IgG

IgG is synthesized from plasma cells and is the only antibody that can pass through the placenta barrier. It can be synthesized 3 months after birth. IgG is the most abundant in normal human serum, accounting for 3/4 of total serum Ig, which is the most important anti-pathogenic microorganism antibody (re-immune response antibody) in body fluids and the main category of autoantibody in autoimmune disease.

Increased: chronic liver disease, subacute or chronic infection, connective tissue disease, IgG myeloma, or asymptomatic monoclonal IgG disease.

Decreased: hereditary or acquired antibody deficiency, mixed immunodeficiency syndrome, selective IgG deficiency, protein loss enteropathy, nephrotic syndrome, ankylosing muscular dystrophy, or immunosuppressive therapy.

IgA

IgA is mainly distributed in various mucosal surfaces and saliva, colostrum, tear, sweat, nasal secretions, bronchial secretions and digestive tract secretion, participating in the body's mucosal local anti-infective immune response. IgA can not pass through the placental barrier, thus newborn babies can only get IgA from breast milk, but 4 to 6 months after birth they can start their own synthesis, and the synthesis level up to 25% of adults in 1-year-old, 8-year-old can reach adult level.

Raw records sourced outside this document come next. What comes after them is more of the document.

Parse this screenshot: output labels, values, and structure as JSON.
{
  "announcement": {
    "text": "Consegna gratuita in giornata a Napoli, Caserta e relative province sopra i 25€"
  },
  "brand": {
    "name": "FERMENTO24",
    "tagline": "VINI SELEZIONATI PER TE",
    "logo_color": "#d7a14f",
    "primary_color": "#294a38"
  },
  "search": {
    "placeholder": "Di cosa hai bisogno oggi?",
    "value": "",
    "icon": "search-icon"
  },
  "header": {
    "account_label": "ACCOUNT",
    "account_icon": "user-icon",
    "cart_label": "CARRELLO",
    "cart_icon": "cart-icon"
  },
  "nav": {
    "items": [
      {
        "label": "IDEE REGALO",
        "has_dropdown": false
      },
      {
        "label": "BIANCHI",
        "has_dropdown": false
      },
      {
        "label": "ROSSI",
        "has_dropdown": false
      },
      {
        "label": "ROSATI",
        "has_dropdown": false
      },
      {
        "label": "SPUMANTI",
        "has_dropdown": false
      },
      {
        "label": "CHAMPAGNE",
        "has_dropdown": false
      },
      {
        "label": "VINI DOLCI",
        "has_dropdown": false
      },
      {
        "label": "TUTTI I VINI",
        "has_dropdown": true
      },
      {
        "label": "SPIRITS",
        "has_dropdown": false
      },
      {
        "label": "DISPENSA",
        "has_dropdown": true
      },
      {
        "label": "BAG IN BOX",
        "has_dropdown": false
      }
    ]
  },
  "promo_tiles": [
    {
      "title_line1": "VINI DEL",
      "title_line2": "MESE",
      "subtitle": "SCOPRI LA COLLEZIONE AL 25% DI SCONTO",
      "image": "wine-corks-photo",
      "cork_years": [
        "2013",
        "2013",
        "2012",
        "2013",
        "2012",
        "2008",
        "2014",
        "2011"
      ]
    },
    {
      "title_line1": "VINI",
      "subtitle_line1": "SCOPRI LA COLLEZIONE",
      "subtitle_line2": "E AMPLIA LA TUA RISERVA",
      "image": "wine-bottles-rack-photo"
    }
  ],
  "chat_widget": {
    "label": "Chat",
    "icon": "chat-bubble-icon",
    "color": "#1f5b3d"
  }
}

Increased: chronic liver disease, subacute or chronic infectious diseases (such as tuberculosis, fungal infections, etc.), autoimmune diseases (such as SLE, rheumatoid arthritis), cystic fibrosis, familial neutropenia, breast cancer, IgA nephropathy, IgA myeloma, and etc.

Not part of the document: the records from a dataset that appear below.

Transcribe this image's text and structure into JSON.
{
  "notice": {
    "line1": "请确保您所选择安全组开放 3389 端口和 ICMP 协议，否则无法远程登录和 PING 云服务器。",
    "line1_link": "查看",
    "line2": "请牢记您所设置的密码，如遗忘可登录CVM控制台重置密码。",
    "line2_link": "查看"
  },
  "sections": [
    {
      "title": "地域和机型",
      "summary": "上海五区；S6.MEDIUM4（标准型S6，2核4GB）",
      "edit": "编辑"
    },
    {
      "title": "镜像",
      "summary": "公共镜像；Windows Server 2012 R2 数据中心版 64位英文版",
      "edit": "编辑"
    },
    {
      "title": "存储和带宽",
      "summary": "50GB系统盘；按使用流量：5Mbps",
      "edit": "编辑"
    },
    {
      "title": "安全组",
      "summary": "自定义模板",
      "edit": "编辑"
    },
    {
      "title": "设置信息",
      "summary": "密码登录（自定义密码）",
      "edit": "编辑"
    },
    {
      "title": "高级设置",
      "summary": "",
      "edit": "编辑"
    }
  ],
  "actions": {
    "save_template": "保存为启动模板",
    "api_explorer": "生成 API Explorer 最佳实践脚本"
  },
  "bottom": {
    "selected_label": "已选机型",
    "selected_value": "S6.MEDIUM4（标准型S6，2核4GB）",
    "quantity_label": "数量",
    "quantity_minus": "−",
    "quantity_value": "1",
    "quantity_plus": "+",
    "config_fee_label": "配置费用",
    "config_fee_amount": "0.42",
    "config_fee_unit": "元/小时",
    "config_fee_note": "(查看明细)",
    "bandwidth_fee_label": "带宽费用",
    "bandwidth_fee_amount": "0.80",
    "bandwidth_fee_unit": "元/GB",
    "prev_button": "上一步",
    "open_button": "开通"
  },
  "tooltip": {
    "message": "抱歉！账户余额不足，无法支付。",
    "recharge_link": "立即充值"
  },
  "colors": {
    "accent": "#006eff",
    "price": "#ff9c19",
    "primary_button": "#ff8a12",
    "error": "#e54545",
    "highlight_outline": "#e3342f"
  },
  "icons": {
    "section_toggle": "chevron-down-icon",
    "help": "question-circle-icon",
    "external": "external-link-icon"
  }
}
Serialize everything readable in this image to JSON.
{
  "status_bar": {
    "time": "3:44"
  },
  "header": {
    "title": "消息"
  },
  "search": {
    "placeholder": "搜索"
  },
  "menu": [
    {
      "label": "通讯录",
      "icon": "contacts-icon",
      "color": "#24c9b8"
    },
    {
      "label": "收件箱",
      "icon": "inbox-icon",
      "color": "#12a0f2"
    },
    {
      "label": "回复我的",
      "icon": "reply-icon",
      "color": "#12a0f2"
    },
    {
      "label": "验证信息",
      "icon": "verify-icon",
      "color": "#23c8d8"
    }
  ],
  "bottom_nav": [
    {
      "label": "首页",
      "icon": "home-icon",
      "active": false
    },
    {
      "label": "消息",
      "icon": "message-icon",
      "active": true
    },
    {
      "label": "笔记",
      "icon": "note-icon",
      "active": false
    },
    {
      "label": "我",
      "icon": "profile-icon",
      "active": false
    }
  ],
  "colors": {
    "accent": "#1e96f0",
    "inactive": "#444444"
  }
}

Decreased: hereditary or acquired antibody deficiency, immunodeficiency disease, selective IgA deficiency, no gamma-globulinemia, protein loss of bowel disease, burns and so on.

IgM

IgM, also known as macroglobulin, mainly distribute in the blood, accounting for 1/10 total amount of serum Ig. IgM is the earliest synthetic antibody in individual development. When the body is infected, IgM antibodies are the first to produce the primary immune response to the antibody.

Increased: fetal intrauterine infection, neonatal TORCH group, chronic or subacute infection, malaria, infectious mononucleosis, mycoplasma pneumonia, liver disease, connective tissue disease, macroglobulinemia, asymptomatic monoclonal IgM Sick and so on.

Decreased: hereditary or acquired antibody deficiency, mixed immunodeficiency syndrome, selective IgM deficiency, protein loss enteropathy, burns, anti-Ig antibody syndrome (mixed cryoglobulinemia), immunosuppressive agents Treatment and so on.

Complement C3 and C4

Blood complement content and activity in many pathological conditions will change.

Increased: acute rheumatoid disease, acute hepatitis, pneumonia, thyroiditis and other diseases;

Decreased: SLE patients, severe liver disease and malnutrition, other rheumatic diseases.